Perhaps more than any others, two famous poems help capture the essence of Veterans Day, both written by men who served their country in times of war.
In Flanders Fields
By Captain John D. McCrae
In Flanders fields the poppies blow,
Between the crosses, row on row,
That mark our place;
And in the sky the larks, still bravely singing, fly
Scarce heard amid the guns below.
We are the Dead. Short days ago we lived, felt dawn, saw sunset glow,
Loved and were loved, and now we lie in Flanders fields.
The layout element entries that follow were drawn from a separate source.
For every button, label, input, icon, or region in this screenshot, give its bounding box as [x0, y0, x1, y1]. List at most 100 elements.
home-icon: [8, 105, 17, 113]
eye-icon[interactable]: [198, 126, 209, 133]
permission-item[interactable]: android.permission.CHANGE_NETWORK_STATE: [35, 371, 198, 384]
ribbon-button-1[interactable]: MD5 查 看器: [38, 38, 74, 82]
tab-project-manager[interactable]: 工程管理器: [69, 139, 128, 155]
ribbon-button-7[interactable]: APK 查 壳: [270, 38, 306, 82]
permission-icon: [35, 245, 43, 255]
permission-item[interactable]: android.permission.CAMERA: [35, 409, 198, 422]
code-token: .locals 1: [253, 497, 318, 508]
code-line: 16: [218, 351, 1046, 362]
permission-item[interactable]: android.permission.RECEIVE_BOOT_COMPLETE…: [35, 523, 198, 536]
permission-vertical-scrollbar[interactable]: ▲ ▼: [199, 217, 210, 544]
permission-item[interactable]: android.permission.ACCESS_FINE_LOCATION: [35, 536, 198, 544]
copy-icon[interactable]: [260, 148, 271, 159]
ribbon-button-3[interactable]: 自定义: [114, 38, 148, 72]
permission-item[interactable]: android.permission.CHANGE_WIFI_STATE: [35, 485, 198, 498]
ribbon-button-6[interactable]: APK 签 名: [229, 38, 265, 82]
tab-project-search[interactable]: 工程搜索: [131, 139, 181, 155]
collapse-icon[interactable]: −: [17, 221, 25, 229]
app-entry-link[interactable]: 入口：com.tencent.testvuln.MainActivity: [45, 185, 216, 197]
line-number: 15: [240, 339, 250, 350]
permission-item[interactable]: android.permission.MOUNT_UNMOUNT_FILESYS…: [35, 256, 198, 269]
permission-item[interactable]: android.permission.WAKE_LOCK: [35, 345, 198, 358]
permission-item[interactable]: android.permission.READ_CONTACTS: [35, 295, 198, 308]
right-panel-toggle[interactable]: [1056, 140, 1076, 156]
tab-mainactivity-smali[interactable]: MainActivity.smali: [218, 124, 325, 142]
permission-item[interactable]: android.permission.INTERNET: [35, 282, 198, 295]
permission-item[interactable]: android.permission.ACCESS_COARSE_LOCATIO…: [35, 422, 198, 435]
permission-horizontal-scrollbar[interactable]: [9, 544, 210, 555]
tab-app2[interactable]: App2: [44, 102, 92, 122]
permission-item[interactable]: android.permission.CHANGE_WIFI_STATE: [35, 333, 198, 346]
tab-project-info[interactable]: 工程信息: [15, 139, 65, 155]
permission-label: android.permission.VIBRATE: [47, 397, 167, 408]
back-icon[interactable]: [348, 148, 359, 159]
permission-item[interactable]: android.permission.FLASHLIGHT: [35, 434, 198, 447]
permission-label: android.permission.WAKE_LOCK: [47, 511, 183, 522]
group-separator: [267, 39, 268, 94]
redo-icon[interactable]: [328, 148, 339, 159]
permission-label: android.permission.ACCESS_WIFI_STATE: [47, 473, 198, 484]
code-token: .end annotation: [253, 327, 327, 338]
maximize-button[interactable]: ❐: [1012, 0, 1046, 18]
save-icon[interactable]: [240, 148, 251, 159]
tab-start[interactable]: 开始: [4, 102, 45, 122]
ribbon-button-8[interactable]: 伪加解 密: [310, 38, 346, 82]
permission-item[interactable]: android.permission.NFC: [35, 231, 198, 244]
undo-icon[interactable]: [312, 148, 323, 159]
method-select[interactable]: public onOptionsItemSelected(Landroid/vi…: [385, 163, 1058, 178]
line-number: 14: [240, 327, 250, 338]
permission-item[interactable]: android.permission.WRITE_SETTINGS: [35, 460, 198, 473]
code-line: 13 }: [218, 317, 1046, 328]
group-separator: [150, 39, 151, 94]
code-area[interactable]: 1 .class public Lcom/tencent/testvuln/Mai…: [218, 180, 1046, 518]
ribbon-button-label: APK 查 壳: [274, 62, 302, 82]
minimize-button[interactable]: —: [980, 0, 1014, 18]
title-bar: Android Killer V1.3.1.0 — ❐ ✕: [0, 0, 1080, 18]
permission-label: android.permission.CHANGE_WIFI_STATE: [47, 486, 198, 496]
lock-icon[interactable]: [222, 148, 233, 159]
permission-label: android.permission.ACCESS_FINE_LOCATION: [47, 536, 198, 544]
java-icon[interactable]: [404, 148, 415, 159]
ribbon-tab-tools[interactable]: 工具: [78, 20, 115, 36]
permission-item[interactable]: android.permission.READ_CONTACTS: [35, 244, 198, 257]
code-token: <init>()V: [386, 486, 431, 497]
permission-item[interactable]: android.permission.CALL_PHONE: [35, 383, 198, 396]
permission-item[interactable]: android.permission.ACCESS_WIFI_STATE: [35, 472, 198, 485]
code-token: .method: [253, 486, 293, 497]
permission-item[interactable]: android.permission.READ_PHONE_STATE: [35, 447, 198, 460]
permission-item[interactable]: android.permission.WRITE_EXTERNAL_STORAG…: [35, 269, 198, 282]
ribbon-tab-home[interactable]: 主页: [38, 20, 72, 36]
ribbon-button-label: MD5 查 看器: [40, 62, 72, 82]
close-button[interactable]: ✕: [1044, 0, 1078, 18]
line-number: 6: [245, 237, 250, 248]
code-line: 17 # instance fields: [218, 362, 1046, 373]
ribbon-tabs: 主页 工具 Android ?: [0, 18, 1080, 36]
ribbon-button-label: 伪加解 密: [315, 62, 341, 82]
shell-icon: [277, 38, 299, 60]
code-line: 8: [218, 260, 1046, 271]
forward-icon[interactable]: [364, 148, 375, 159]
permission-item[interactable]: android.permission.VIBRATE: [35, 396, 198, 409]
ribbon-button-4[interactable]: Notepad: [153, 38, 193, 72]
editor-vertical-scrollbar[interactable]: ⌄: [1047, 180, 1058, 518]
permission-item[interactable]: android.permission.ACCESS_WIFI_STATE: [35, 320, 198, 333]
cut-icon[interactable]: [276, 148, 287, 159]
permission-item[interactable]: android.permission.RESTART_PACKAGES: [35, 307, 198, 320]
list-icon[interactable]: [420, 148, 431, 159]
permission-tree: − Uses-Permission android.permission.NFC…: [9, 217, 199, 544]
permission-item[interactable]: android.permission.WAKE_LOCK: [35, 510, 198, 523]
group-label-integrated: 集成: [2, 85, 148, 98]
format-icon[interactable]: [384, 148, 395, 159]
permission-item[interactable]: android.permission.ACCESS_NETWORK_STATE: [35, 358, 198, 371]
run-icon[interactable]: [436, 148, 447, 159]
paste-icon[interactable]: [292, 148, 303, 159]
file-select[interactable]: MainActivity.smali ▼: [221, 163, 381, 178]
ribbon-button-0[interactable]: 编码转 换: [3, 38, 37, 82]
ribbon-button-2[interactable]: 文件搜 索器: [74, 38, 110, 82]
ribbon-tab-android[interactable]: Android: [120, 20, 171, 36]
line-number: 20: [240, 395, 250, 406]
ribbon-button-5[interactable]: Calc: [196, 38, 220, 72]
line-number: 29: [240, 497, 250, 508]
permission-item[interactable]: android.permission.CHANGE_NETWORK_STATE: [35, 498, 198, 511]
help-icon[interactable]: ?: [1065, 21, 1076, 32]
Take up our quarrel with the foe.
To you from failing hands we throw the torch;
Be yours to hold it high.
If ye break faith with us who die, we shall not sleep,
Though poppies grow
In Flanders fields.
A note about In Flanders Fields
Why the poppy? During the Napoleonic wars, it was observed that the fields were bright with colorful red poppies before a battle. Strangely enough, it was discovered that the bombardment of these fields helped the poppy to grow. John McCrae’s poem became popular in 1915, and by 1918, Moina Michael began to weave poppies in remembrance of those who had died in WWI while working at a YMCA canteen. Madame Guerin learned of this in 1920 when she visited New York from France. On her return home, she began making poppies to earn money for the children of veterans and war-torn Europe. In the U.S., poppies tend to be worn for Memorial Day, while in other countries they are worn in November.
By John Gillespie Magee, Jr.
Oh, I have slipped the surly bonds of earth,
And danced the skies on laughter-silvered wings;
Sunward, I’ve climbed and joined the tumbling mirth
Of sun-split clouds, — and done a hundred things
You have not dreamed of — wheeled and soared and swung
High in the sunlit silence. Hov’ring there,
I’ve chased the shouting wind along, and flung
My eager craft through footless halls of air….
Up, up the long, delirious, burning blue
I’ve topped the wind-swept heights with easy grace.
Where never lark, or even eagle flew —
And, while with silent, lifting mind I’ve trod
The high untrespassed sanctity of space,
Put out my hand and touched the face of God.
A note about High Flight:
During the Battle of Britain, many Americans crossed the border into Canada to enlist with the Royal Canadian Air Force, knowingly breaking the law in order to fight Hitler’s Germany. John Gillespie Magee, Jr. was born in Shanghai, China, in 1922. When Magee was just 18 years old, he entered flight training and was sent to England, on June 30, 1941. He flew the Spitfire and was promoted to the rank of pilot officer. On Sept. 3, 1941, Magee flew a Spitfire V test flight, which inspired him to write his poem. That same day he wrote a letter to his parents, which included his now famous poem. Three months later, on Dec. 11, 1941, John Gillespie Magee, Jr., was killed. He was just 19 years old. He is buried at Scopwick, Lincolnshire, England, in a churchyard cemetery.